You, as a 1WD reader, are like the secret siracha sauce for the media sandwich, and everybody wants a bit of that tasty morsel, only they don’t want to do the hard work of building up a relationship with you, one by one, over a looooong period of time. In other words, they want it for free, which in my mind makes them rude and greedy. To which our logical response ought to be something like, “F*ck that!… Get her own audience, you freeloaders!” Which is more or less what I tell them, only using (slightly) more polite phrasing. I wish I could say I turn them down because I am tasting the sweet honey nectar of revenge, but the truth is much tamer and more mundane: I’m simply too busy working on cool stuff already, usually with people who believed in 1WD from the early days.
The freedom offered by financial independence is real freedom.
Yeah, I still “work” to pay the bills, but I’m in a position where I can refuse to work if I don’t get the warm-&-fuzzy feeling about the work, the people, the organization, whatever. I can say No, because I don’t always “need” the money*. That freedom means that wine writing is actually still my second job; I only work about 15-20 hours per week. That’s because my first job is as a stay-at-home dad, and it’s the single best job ever created in the history of the known visible Universe. I’ve got the freedom to tell people that I now have one – and only one – priority. Her name is Lorelai, she is six years old, and everything else – everything else – in life is negotiable in importance.

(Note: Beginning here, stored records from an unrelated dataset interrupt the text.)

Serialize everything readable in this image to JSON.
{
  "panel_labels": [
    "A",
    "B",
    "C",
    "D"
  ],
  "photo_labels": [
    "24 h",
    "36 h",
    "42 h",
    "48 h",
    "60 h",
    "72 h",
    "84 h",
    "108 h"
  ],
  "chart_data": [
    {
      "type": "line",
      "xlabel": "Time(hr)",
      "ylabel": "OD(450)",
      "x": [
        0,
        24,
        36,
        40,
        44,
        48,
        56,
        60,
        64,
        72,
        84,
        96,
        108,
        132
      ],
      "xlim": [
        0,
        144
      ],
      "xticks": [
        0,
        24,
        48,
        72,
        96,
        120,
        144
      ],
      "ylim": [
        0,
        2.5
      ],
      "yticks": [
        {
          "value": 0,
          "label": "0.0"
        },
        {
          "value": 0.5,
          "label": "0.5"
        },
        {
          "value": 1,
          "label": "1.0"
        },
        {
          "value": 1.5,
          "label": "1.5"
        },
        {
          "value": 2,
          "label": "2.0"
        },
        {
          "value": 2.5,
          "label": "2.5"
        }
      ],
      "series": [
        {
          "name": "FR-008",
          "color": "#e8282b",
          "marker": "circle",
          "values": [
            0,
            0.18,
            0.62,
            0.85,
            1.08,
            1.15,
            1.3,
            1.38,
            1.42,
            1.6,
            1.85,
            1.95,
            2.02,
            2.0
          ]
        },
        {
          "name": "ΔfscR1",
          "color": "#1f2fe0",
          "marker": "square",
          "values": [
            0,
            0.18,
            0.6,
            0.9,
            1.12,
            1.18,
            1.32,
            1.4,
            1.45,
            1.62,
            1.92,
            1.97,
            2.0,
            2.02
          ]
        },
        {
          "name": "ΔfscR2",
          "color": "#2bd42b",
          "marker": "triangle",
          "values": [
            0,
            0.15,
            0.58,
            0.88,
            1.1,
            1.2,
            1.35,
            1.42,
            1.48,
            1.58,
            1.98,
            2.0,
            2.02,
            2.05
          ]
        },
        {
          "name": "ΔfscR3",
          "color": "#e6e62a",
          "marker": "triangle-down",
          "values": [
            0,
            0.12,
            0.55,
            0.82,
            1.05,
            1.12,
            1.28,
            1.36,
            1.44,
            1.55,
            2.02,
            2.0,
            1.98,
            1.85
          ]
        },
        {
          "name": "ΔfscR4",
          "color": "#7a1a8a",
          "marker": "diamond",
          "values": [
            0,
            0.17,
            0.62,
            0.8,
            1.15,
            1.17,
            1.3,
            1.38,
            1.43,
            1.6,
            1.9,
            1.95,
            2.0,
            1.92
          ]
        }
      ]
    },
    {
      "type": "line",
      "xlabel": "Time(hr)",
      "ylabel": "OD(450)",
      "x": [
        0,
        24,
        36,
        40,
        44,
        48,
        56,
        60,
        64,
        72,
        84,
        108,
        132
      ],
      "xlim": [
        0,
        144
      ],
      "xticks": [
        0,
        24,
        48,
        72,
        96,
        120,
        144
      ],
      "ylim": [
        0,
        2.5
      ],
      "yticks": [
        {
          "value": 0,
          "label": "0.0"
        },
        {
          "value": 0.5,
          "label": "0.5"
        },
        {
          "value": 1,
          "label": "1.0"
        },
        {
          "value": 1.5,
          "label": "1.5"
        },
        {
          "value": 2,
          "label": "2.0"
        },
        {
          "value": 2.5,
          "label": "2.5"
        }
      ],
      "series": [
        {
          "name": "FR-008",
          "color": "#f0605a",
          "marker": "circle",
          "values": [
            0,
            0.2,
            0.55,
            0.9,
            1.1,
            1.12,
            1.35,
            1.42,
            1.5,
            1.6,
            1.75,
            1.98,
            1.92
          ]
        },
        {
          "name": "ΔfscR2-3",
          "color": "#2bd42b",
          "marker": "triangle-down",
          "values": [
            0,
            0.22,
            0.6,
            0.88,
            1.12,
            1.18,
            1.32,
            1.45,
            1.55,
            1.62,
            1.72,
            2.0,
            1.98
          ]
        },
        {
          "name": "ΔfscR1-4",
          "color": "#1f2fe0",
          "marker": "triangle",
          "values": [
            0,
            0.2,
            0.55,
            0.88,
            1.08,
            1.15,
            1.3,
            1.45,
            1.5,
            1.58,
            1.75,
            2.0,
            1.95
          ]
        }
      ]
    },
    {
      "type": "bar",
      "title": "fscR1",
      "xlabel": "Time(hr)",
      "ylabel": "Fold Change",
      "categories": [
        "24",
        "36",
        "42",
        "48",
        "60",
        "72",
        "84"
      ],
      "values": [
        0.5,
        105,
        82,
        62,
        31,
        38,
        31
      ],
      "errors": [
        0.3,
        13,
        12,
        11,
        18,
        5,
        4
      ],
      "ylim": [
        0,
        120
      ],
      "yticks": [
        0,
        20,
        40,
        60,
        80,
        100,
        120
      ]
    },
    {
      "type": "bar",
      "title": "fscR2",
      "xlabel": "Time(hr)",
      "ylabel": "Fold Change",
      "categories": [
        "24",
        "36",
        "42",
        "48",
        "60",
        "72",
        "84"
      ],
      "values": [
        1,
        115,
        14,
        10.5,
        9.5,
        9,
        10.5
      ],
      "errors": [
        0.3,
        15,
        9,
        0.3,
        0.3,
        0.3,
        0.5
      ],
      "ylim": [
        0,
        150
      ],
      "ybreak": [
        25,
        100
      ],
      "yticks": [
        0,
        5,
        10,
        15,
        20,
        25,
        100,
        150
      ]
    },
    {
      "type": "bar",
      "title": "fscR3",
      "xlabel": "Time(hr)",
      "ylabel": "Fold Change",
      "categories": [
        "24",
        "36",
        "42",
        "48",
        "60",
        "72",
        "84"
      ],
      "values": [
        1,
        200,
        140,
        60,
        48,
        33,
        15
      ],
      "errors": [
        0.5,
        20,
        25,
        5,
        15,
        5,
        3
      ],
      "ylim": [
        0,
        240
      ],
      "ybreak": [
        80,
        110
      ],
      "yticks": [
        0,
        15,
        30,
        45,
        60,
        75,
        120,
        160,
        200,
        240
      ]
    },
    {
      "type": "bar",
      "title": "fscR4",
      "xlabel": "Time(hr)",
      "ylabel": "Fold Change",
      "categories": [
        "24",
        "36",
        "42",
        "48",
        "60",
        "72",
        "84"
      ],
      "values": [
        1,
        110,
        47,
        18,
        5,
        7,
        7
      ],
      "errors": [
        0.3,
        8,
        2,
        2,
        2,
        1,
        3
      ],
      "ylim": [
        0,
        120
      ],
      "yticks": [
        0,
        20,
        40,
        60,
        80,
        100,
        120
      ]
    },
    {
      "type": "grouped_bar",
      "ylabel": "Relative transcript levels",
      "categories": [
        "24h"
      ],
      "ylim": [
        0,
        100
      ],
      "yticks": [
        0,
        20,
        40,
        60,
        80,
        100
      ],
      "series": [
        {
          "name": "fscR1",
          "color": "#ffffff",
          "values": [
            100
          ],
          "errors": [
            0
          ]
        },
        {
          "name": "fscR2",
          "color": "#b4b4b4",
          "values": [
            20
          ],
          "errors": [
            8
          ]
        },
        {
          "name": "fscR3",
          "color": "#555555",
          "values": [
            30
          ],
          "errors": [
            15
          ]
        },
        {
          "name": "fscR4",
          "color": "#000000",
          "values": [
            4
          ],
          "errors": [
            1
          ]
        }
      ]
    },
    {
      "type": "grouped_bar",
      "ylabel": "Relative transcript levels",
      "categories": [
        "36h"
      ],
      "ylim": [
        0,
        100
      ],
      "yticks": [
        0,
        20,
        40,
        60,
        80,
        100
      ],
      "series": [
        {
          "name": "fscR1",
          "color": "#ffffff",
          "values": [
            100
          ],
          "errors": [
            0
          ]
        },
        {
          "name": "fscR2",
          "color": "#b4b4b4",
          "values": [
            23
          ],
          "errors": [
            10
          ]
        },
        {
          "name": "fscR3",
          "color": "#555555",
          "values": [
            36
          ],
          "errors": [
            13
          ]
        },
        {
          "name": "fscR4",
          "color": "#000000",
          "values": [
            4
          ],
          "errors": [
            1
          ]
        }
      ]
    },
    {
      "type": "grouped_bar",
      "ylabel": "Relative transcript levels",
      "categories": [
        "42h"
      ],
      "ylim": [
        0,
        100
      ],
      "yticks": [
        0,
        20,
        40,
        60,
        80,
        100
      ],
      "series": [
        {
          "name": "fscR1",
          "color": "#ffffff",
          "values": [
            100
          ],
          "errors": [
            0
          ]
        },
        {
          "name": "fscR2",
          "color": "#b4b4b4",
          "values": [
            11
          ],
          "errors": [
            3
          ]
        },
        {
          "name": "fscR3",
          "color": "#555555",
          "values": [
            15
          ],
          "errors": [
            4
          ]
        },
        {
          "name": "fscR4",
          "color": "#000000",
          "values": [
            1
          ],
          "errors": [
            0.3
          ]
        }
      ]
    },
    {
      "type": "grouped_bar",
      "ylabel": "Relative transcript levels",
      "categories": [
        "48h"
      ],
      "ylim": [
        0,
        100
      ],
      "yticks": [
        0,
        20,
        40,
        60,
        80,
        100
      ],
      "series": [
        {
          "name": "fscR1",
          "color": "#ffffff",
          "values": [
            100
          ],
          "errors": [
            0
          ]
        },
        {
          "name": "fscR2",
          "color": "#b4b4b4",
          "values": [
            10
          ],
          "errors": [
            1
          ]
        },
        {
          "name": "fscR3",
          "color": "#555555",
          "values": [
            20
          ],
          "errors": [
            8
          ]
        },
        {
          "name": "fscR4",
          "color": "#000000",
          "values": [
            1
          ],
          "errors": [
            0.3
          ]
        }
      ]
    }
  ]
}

Also, whenever I get asked to do something before 9AM, I put my hands on my hips, hang my head back, and laugh heartily Yul Brynner style (“ah-haa-haaaa-haaa-HAAAA-haaaa-haaa-haaaahhh!”).
It’s sweet freedom. I feel blessed; because you are here reading this, I am blessed, and being blessed offers a good incentive for working hard to maintain the freedom to do what you love doing (and, hopefully, continue to do it well).
(*) – This is why I’m not inexpensive to hire, firstly because you’re getting really good work, but secondly because I’m charging a premium on my work time, because there’s less of it.